Thank you so much! I will give this a try and see how things go. Apologies for the very delayed response. Family emergency :(

anglerfish27 commented 1 year ago

Closing PR in anticipation that testing will go well!

anglerfish27 commented 1 year ago

I'm having new issues now. It wont even process a URL now I dont know if its on Adafruit's side or yours :(

retrieving url: https://openaccess-api.clevelandart.org/api/artworks?cc0=1&has_image=1&indent=2&limit=1&type=Painting&skip=1381

Then I get: Retrieving data...An error occured, retrying! - Sending request failed

that's as far as I get now. The retrieved URL I posted changes as its random by the program on purpose. That works (the URL) I get can to it manually. Something else now must be going on. I am reaching out to the Adafruit team now for assistance. This one has me stumped.

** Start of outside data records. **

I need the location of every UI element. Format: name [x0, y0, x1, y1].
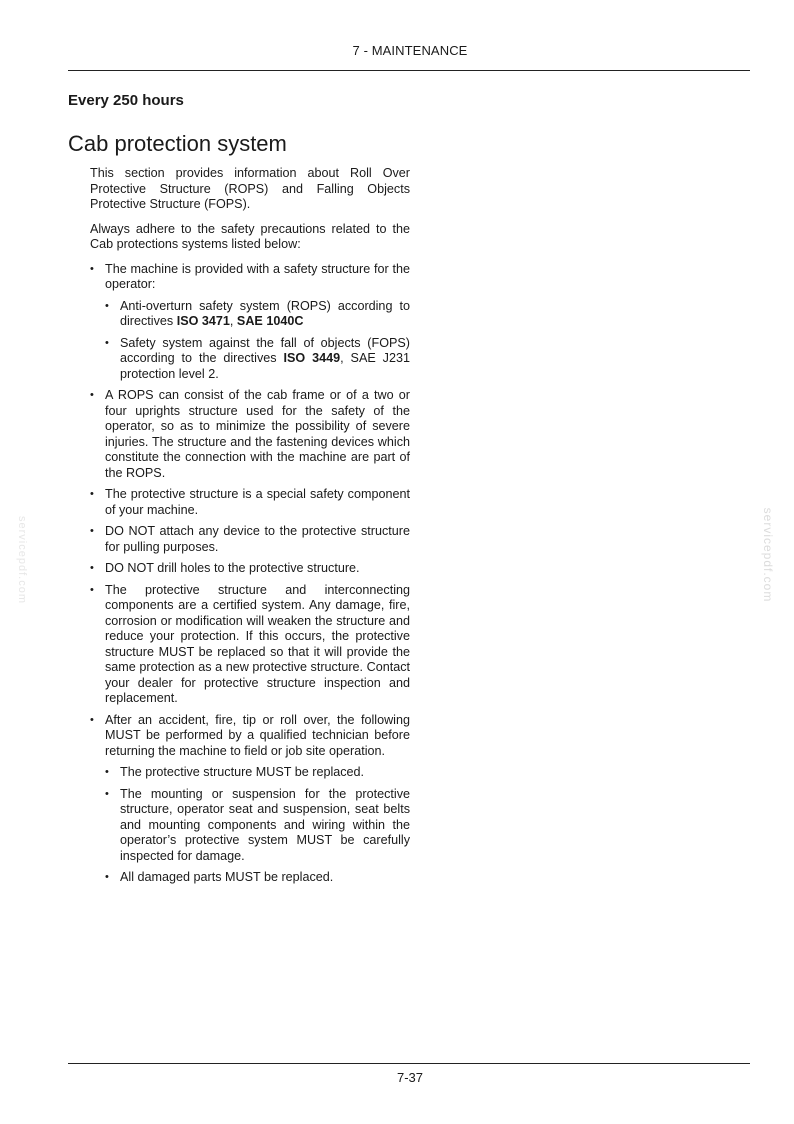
sub-list-item: • All damaged parts MUST be replaced.	[105, 870, 410, 886]
sub-item-text: Safety system against the fall of objects (FOPS) according to the directives	[120, 335, 410, 365]
sub-list-item: • The mounting or suspension for the protective structure, operator seat and suspension, seat belts and mounting components and wiring within the operator’s protective system MUST be carefully inspected for damage.	[105, 787, 410, 865]
standard-ref: ISO 3449	[283, 351, 341, 365]
separator: ,	[229, 314, 237, 328]
intro-paragraph: This section provides information about Roll Over Protective Structure (ROPS) and Falling Objects Protective Structure (FOPS).	[90, 166, 410, 211]
section-title: Cab protection system	[68, 131, 287, 156]
standard-ref: SAE 1040C	[236, 314, 304, 328]
list-item	[90, 262, 410, 383]
footer-rule	[68, 1063, 750, 1064]
sub-item-text: Anti-overturn safety system (ROPS) according to directives	[120, 298, 410, 328]
sub-list-item	[105, 336, 410, 383]
watermark-right: servicepdf.com	[761, 507, 775, 603]
sub-list	[105, 765, 410, 886]
running-header: 7 - MAINTENANCE	[352, 43, 468, 58]
sub-list	[105, 299, 410, 383]
list-item: • The protective structure is a special safety component of your machine.	[90, 487, 410, 518]
interval-heading: Every 250 hours	[68, 92, 184, 109]
page-number: 7-37	[396, 1070, 424, 1085]
sub-item-text: , SAE J231 protection level 2.	[120, 351, 410, 381]
sub-list-item: • The protective structure MUST be replaced.	[105, 765, 410, 781]
list-item: • A ROPS can consist of the cab frame or of a two or four uprights structure used for the safety of the operator, so as to minimize the possibility of severe injuries. The structure and the fastening devices which constitute the connection with the machine are part of the ROPS.	[90, 388, 410, 481]
list-item	[90, 713, 410, 886]
standard-ref: ISO 3471	[176, 314, 230, 328]
list-item: • DO NOT drill holes to the protective structure.	[90, 561, 410, 577]
list-item-text: After an accident, fire, tip or roll over, the following MUST be performed by a qualified technician before returning the machine to field or job site operation.	[105, 712, 410, 758]
list-item-text: The machine is provided with a safety structure for the operator:	[105, 261, 410, 291]
adhere-paragraph: Always adhere to the safety precautions related to the Cab protections systems listed below:	[90, 221, 410, 251]
list-item: • DO NOT attach any device to the protective structure for pulling purposes.	[90, 524, 410, 555]
list-item: • The protective structure and interconnecting components are a certified system. Any damage, fire, corrosion or modification will weaken the structure and reduce your protection. If this occurs, the protective structure MUST be replaced so that it will provide the same protection as a new protective structure. Contact your dealer for protective structure inspection and replacement.	[90, 583, 410, 707]
watermark-left: servicepdf.com	[16, 516, 28, 604]
precautions-list	[90, 262, 410, 886]
sub-list-item	[105, 299, 410, 330]
body-text	[90, 166, 410, 892]
header-rule	[68, 70, 750, 71]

ethanholda commented 1 year ago

If you can get to the URL in a browser (we could), then the issue isn't on our side. Hopefully the Adafruit folks can shed some light.

anglerfish27 commented 11 months ago

Yeah the Adafruit team has been amazing, they are helping chase it down for me. Looks like the WiFi fimware (latest) which is not Adafruit's problem, has a problem that it doesn't like how your ssl certs are being presented. I dont know the details and I shared the link to the Adafruit team in case they want to chime in here for your own sake. The fix sounds like I need to roll back to an older Firmware. So I'm going to be doing that today. Hopefully it works.

anglerfish27 commented 11 months ago

Yep seems to be working on the old wifi firmware. There's nothing "wrong" with your ssl certs its just the method that they use (common) is not properly handled by the wifi driver, this has been known about and now I think I may have trigger some folks to start scratching their head with what is wrong with the current stable wifi firmware.

Algorithm Elliptic Curve Signature Algorithm ECDSA with SHA-384

That's apparently what is not being handled correctly by the WiFi driver. Program has been running great all day minus one 'new' error that we'll chase down, nothing on your end I would not think. You have some amazing artwork!